[LINCOLN, Abraham, assassination] TANNER, James (1844-1927), shorthand stenographer present at Lincoln's assassination. Typed manuscript "The Passing of Abraham Lincoln," inscribed (to George Temple Grace) and signed at end. N.p., n.d [ca.1900-1920?]. 6 pages, large folio, neatly typed on rectos only, small remnants of corner mounts.
A VIVID EYE-WITNESS ACCOUNT OF THE EVENTS OF 15 APRIL 1865, BY THE ARMY STENOGRAPHER PRESENT AT LINCOLN'S DEATHBED. Tanner, a corporal in the 87th New York, served in the battles of the Peninsula campaign and at Second Manasses lost both lower legs. After recuperating, Tanner was posted in Washington as "an employee of the Ordnance Bureau of the War Department." Tanner lived "in the house adjoining the Petersen House," where Lincoln had been carried after the shooting. He remained at the balcony of his boarding house until about midnight, when "Major General Auger came out on the stoop and asked if there was anyone...who could write shorthand....So it was that I came in close touch with the scenes and events surrounding the final hours of Abraham Lincoln's death. Entering the house I accompanied General Auger down the hallway to the rear parlor [of the Peterson House]. As we passed the door of the front parlor the moans and sobs of Mrs. Lincoln struck painfully upon our ears." In the back parlor, he "took my seat on one side of a small library table...Various witnesses were brought in who had either been in Ford's Theatre or up in the vicinity of Mr. Seward's residence...As I took down the statements...we were distracted by the distress of Mrs. Lincoln...." Many witnesses, Tanner reports, held back "from positively identifying the assassin as Booth. Said Harry Hawk, 'to the best of my belief, it was Mr. John Wilkes Booth, but I will not be positive,' and so it went...but the sum total left no doubt as to the identity of the assassin." Tanner was frequently interrupted by Stanton, who ordered measures taken to prevent the escape of those implicated in the assassination. "Many dispatches were sent from that table before morning," Tanner recalls. The small bedroom in which the dying President lay was close by, and in moments of quiet "we could plainly hear the stertorous breathing of the dying man." In the course of the long evening many prominent figures came to pay their final respects: "Secretaries Welles, Usher, and McCullough, Attorney General Speed and Postmaster General Dennison...Senators Sumner and Stuart, and General Meigs and Auger." Vice President Johnson, often shown in pictorial renderings of the death scene, though, "was not in the house at all," Tanner asserts.
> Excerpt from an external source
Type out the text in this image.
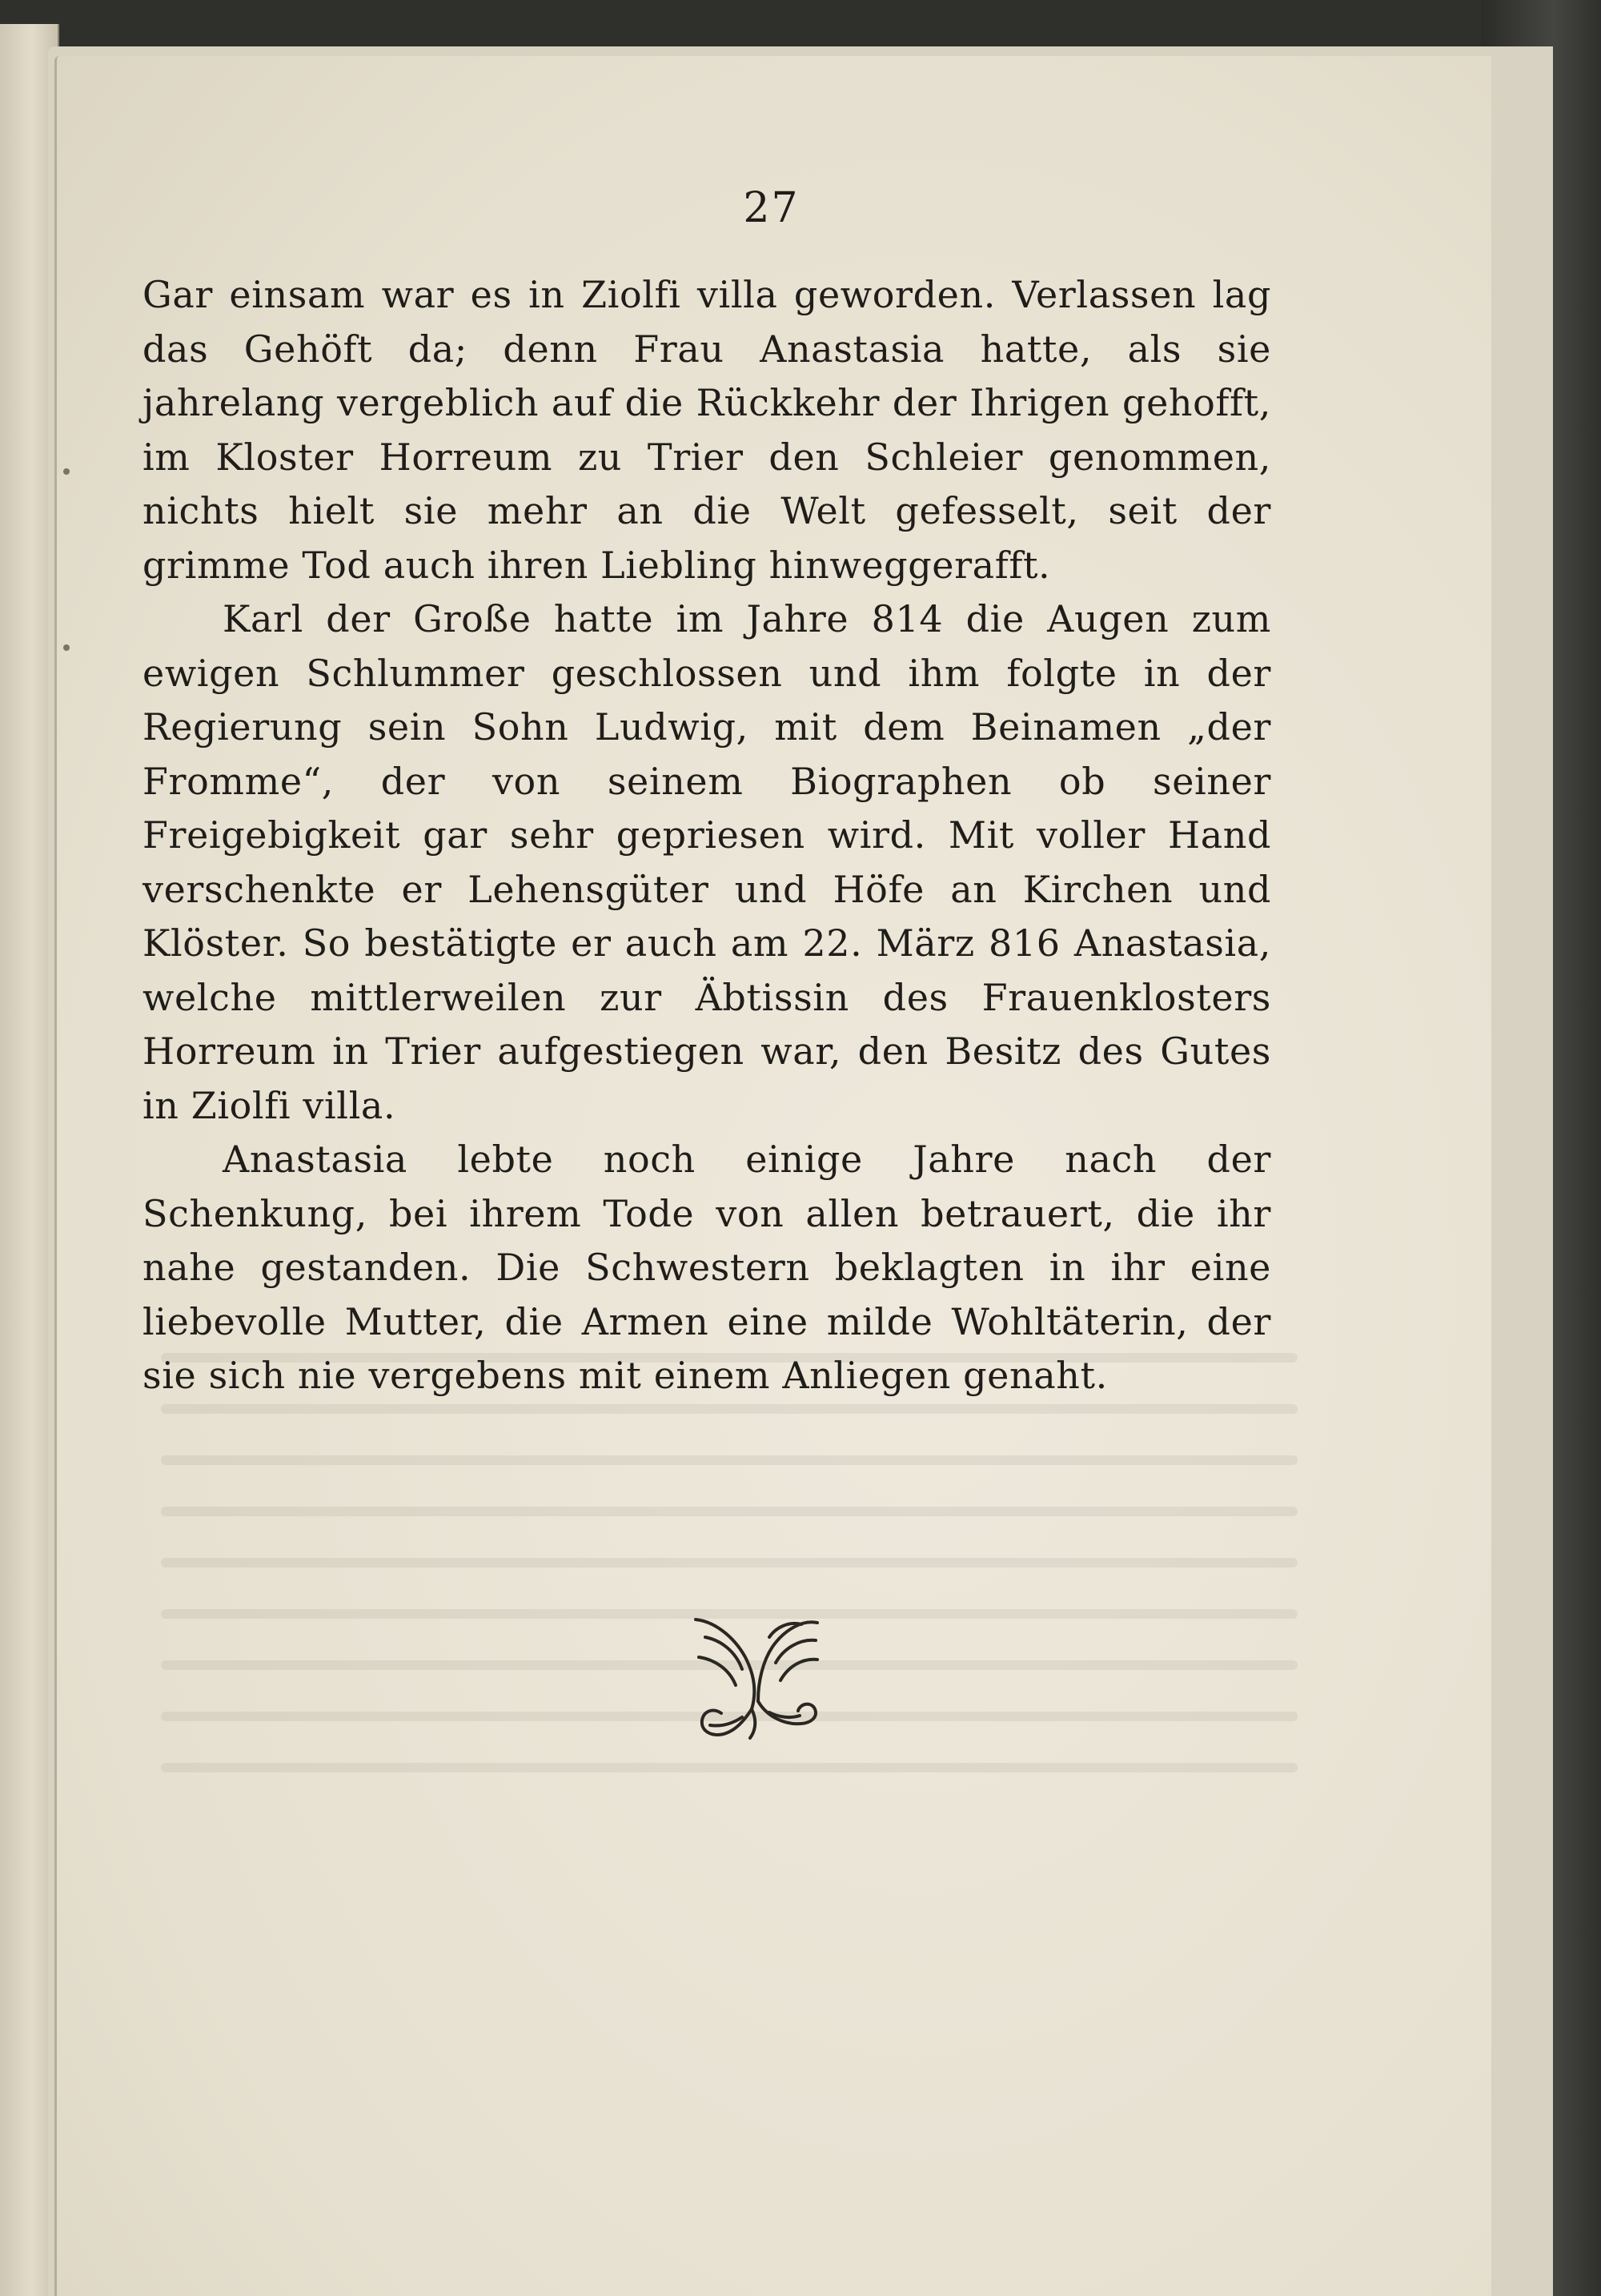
27

Gar einsam war es in Ziolfi villa geworden. Verlassen lag das Gehöft da; denn Frau Anastasia hatte, als sie jahrelang vergeblich auf die Rückkehr der Ihrigen gehofft, im Kloster Horreum zu Trier den Schleier genommen, nichts hielt sie mehr an die Welt gefesselt, seit der grimme Tod auch ihren Liebling hinweggerafft.

Karl der Große hatte im Jahre 814 die Augen zum ewigen Schlummer geschlossen und ihm folgte in der Regierung sein Sohn Ludwig, mit dem Beinamen „der Fromme“, der von seinem Biographen ob seiner Freigebigkeit gar sehr gepriesen wird. Mit voller Hand verschenkte er Lehensgüter und Höfe an Kirchen und Klöster. So bestätigte er auch am 22. März 816 Anastasia, welche mittlerweilen zur Äbtissin des Frauenklosters Horreum in Trier aufgestiegen war, den Besitz des Gutes in Ziolfi villa.

Anastasia lebte noch einige Jahre nach der Schenkung, bei ihrem Tode von allen betrauert, die ihr nahe gestanden. Die Schwestern beklagten in ihr eine liebevolle Mutter, die Armen eine milde Wohltäterin, der sie sich nie vergebens mit einem Anliegen genaht.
In fact, Tanner is the unique source for the Mrs. Lincoln's anguished cry "'Oh! My God and have I given my husband to die.'"
Tanner finished transcribing his short-hand notes at 6:45 a.m. and "passed back into the room where the President lay....The bed had been pulled back from the corner and owing to the stature of Mr. Lincoln, he lay crosswise on his back. The surgeon General was near the head of the bed...Mr. Lincoln's pastor, the Reverend Dr. Gurley...stood a little to the left of the bed. Mr. Stanton sat in a chair near the foot on the left...I stood quite near the head of the bed and...had full view of Mr. Stanton across the President's body. At my right Robert Lincoln sobbed on the shoulder of Charles Sumner...Stanton's gaze was fixed intently on the countenance of his dying Chief. He had...been a man of steel throughout the night..." At 7:22, Tanner writes, "the Surgeon General gently crossed the pulseless hands of Abraham Lincoln across the motionless breast and rose to his feet. Reverend Dr. Gurley stepped forward and...began 'Our father and our God'." Tanner failed in his effort to record Gurley's prayer, as his pencil point broke at that moment. "As 'Thy will be done, Amen,'...floated through the little chamber, Mr. Stanton raised his head, the tears streaming down his cheeks. A more agonized expression I never saw...as he sobbed out the words 'He belongs to the ages, now'..."
Tanner's account is frequently cited; one recent authority, James L. Swanson writes, "Stanton had witnesses from Ford's Theatre dragooned and brought before him. They spoke so fast that he recruited a legless Union army veteran who lived next door, James Tanner, to take it all down in shorthand" (Manhunt: The 12-Day Chase for Lincoln's Killer, p.113). See Howard H. Peckham, "James Tanner's Account of Lincoln's Death," in Abraham Lincoln Quarterly, March 1942, pp.176-183). Provenance: Roy P. Crocker (sale, Sotheby Parke Bernet, 28 November 1979, lot 234.